Nothing is Okay is the third album by The Everybodyfields, co-founded and fronted by Sam Quinn and Jill Andrews. The album was released August 21, 2007.

Critical reception

Hal Horowitz of AllMusic concludes his review with, "Surely this isn't for parties, unless it's a pity party, yet there is a calming poignancy generated by the combination of gorgeous harmonies and exquisite songs that is hypnotic and quietly captivating."

Robin Aigner of American Songwriter writes, "Nothing Is Okay is yet another indie release that is wiser and wittier than anything you’re likely to hear on the FM, with hooks far tastier than the gruel they’re force-feeding on the MTV."
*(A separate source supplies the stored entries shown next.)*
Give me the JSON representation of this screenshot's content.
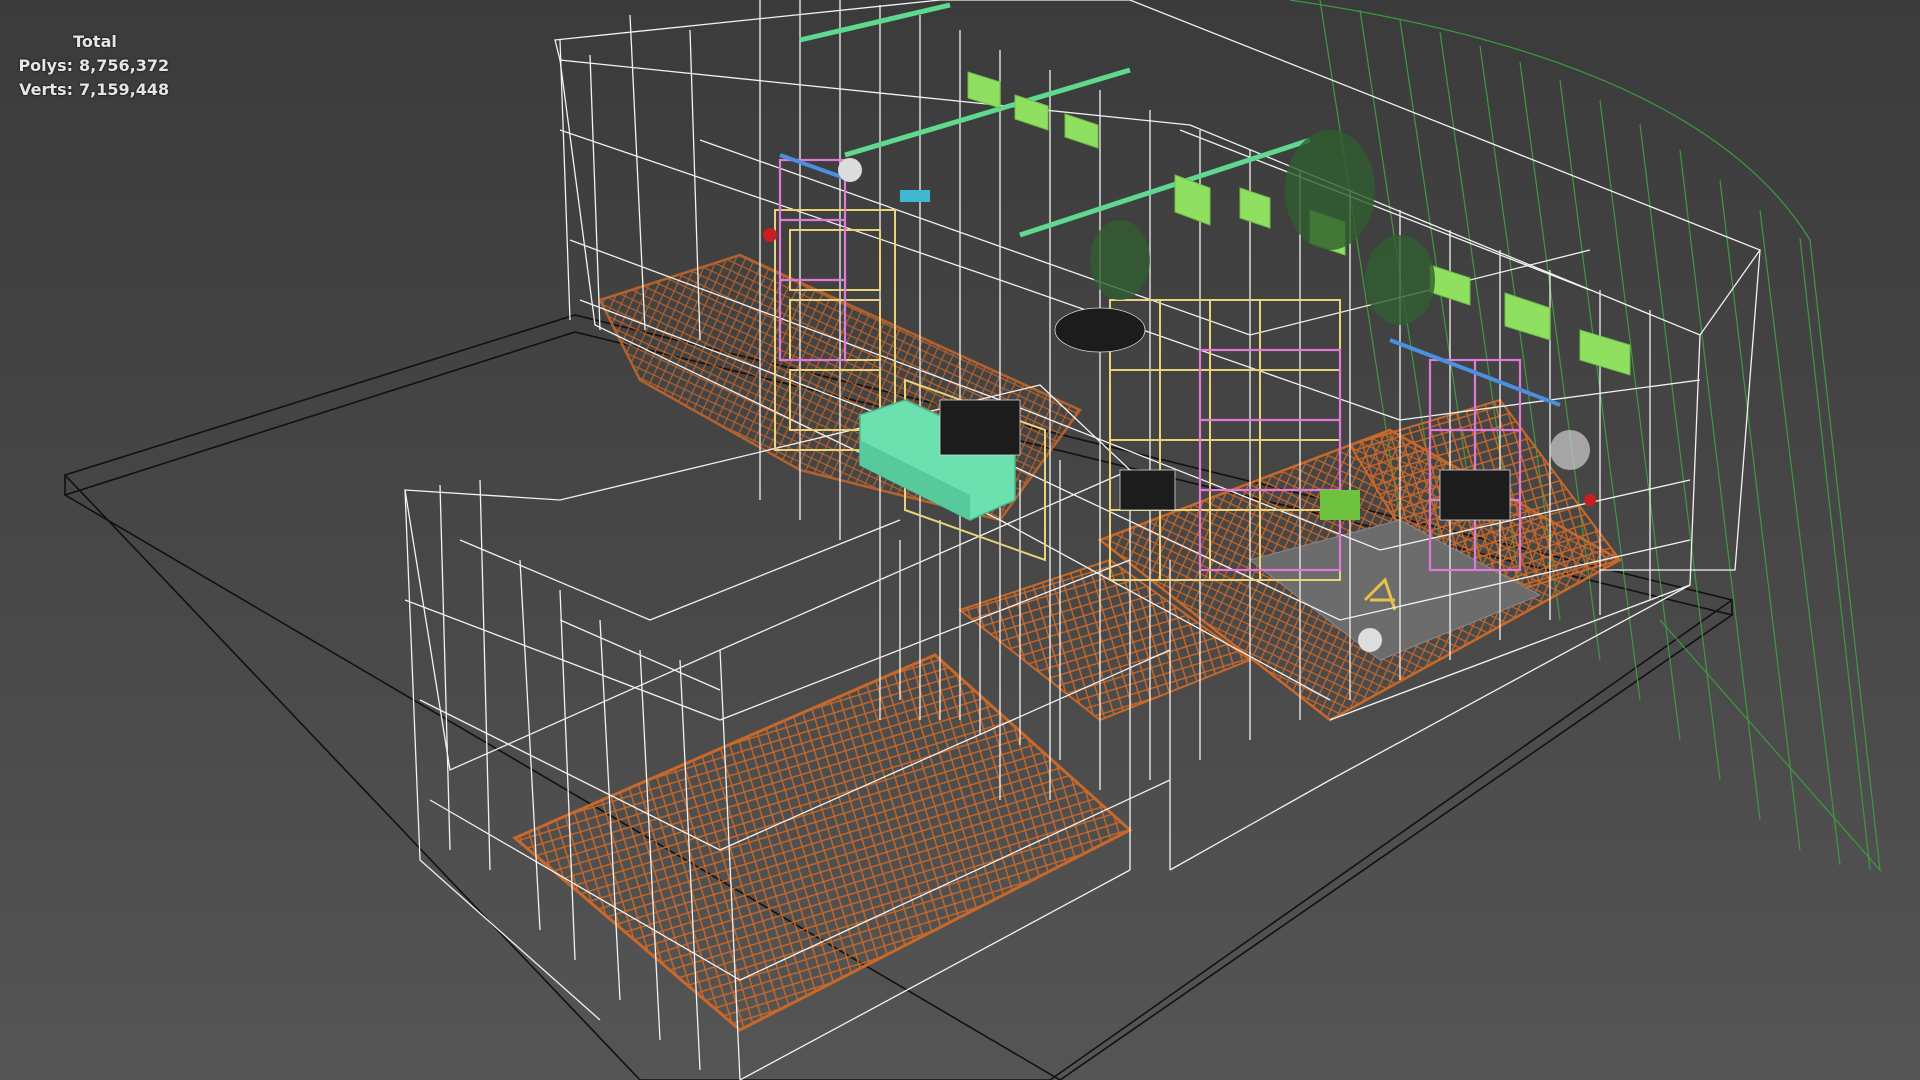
{
  "viewport": {
    "stats": {
      "title": "Total",
      "polys_label": "Polys:",
      "polys_value": "8,756,372",
      "verts_label": "Verts:",
      "verts_value": "7,159,448"
    }
  },
  "colors": {
    "background": "#3a3a3a",
    "wire": "#f2f2f2",
    "floor": "#c8682a",
    "gizmo": "#3e9a3e",
    "cabinet_yellow": "#e8d37a",
    "cabinet_pink": "#e07ad8",
    "sofa": "#6de0b0",
    "light_green": "#8fe060",
    "track_light": "#5fd890",
    "rail_blue": "#4b8fe0"
  },
  "icons": [
    "scene-wireframe",
    "floor-herringbone",
    "sofa",
    "shelving-unit",
    "track-light"
  ]
}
Rachael Maddux of Paste Magazine reviews the album and concludes with, " Sometimes love don’t feel like it should, but who’s to say what’s right or wrong with sadness this divine?"

Jason Gonulsen's Glide Magazine review of Nothing Is Okay states, "The truth is that the everybodyfields make it and play it like no other band I have heard in quite a long time."

See original reviews for full articles.

Track listing

 "Worker's Playtime" is a hidden track which plays after "Out On The Highway" ends. It is an extended version of the theme song of the WQFS radio show of the same name hosted by Kathy Clark.